The only thing to warm the spirit these days are the many hundreds of thousands of courageous Egyptians who have broken their fear to challenge the American-backed regime that has brutally oppressed them for 30 years. Watching them, one vacillates between hope and foreboding. The US response to the uprising has been at the same time despicable and wildly comic. Reveling in Obama and Clinton’s contemptible transparent verbal contortions, I feel like one of Oliver Sack’s patients famously reacting to Reagan’s speech. That’s who we are these days, patients in an asylum, huddled around our ovens for warmth. Those not broken, catatonic or drugged laugh uproariously, if impotently, at the wicked comedy playing out before us.

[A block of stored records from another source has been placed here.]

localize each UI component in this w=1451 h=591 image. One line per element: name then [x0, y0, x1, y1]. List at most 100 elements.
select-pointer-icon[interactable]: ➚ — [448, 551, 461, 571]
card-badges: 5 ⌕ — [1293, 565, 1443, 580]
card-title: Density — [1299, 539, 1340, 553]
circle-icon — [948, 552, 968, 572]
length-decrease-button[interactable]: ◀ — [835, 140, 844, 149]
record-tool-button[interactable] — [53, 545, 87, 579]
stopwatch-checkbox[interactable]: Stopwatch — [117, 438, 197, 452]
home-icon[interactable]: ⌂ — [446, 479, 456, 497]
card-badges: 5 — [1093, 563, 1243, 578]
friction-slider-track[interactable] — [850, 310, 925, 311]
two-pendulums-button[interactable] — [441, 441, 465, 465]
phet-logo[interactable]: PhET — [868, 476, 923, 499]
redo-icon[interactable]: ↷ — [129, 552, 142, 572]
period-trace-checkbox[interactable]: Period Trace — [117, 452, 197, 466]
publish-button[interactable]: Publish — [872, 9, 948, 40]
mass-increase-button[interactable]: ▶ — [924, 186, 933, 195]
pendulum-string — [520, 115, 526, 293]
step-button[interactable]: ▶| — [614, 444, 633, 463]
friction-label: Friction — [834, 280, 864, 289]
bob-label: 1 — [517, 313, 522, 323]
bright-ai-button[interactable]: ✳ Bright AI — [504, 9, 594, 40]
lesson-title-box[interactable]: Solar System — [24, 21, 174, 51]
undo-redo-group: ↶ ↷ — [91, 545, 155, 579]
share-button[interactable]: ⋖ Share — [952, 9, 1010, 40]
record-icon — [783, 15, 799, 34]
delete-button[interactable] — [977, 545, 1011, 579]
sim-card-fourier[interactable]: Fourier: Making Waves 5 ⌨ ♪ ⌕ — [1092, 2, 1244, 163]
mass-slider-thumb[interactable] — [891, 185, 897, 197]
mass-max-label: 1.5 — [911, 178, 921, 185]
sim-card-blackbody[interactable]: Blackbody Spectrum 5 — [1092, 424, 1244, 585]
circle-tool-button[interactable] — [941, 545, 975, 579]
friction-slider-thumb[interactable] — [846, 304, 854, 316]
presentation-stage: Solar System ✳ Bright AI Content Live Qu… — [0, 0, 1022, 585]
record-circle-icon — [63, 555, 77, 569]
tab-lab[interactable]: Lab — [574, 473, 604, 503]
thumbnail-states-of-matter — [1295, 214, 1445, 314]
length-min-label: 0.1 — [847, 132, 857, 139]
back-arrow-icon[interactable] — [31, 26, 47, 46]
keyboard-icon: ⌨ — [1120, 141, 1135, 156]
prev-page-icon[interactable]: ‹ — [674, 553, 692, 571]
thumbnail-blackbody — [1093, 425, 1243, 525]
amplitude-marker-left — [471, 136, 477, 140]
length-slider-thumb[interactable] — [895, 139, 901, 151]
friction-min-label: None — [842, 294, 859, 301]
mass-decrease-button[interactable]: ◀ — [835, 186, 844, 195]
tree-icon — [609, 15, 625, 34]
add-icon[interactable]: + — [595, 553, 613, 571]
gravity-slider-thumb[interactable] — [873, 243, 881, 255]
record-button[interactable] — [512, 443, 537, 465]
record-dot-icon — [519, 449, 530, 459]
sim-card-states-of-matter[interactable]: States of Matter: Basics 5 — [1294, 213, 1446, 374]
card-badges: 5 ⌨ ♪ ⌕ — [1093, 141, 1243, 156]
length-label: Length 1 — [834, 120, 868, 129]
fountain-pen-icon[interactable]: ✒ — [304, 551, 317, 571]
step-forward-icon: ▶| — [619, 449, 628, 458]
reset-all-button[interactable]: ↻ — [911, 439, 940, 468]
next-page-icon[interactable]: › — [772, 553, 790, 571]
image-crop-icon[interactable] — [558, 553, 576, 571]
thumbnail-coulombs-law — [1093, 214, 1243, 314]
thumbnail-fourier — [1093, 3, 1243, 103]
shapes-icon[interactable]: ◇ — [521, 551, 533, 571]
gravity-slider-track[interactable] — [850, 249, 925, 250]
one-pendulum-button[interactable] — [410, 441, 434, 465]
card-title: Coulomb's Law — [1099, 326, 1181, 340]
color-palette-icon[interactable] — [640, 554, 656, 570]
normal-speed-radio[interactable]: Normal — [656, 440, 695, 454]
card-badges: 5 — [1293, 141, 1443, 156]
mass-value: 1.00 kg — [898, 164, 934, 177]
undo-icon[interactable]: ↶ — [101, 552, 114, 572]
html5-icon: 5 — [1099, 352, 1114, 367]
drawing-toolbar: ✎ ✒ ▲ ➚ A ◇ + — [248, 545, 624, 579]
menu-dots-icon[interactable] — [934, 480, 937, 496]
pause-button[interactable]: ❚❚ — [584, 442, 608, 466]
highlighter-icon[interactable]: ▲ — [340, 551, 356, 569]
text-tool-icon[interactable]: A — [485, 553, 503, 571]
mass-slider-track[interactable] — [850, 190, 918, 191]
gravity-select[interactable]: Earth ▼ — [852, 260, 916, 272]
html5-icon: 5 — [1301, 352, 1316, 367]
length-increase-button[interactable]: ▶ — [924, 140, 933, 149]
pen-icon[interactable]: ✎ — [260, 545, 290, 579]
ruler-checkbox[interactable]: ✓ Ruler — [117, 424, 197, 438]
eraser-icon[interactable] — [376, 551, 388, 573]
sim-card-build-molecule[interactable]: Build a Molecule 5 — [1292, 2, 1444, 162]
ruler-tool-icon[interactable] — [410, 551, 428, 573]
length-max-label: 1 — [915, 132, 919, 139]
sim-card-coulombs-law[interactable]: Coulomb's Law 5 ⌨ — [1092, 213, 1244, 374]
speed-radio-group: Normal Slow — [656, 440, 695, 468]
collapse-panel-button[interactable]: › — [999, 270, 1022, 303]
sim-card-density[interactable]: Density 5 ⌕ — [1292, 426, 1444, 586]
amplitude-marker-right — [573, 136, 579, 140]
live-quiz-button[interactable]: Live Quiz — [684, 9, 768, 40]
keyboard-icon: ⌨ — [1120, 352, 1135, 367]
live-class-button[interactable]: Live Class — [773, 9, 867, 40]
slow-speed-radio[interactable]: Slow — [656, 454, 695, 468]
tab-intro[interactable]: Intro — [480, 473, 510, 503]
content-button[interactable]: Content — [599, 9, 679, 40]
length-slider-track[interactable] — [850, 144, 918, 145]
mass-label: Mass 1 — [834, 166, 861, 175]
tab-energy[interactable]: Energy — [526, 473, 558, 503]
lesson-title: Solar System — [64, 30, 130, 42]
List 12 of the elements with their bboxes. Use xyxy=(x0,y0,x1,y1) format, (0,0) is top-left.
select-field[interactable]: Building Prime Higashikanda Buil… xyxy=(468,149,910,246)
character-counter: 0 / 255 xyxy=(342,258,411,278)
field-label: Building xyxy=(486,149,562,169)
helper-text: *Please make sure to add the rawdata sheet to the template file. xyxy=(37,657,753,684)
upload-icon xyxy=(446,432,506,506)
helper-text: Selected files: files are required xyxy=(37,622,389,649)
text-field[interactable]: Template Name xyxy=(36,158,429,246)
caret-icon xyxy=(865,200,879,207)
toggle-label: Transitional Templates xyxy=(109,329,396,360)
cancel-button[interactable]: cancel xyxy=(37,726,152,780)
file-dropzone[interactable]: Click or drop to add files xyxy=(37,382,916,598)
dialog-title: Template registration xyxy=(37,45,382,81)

How long will it take this benumbed citizenry to channel its inner McMurphys and Chief Bromdens?

Out of almost nowhere the name “Egypt” has taken on a luster and significance that dazzles the rest of the world and kindles dormant hopes thought to be extinguished. “We are all Egyptians!” comes the cry, as if vicariously experiencing the spiritual and physical bravery of the pro-democracy crowds grants us license to share this exalted mantle with those who put their lives and futures on the line. In fact we are all inescapably American—taxpayers that fund the Egyptian ruling class two billion dollars a year to keep those exalted others some now claim to be under the guns and tanks ringing Tahrir Square, weapons that could at a nod from afar turn those protesters into dead people.

This system that can’t keep its schoolchildren warm spends trillions on the military with its thousand bases around the world, providing muscle for the corporations and kleptocrats that rule our lives. That we have to huddle around our stoves is of little consequence for those that lord over us with such contempt. Until we really decide to become Egyptians and break out of the asylum, their disdain is wholly justified.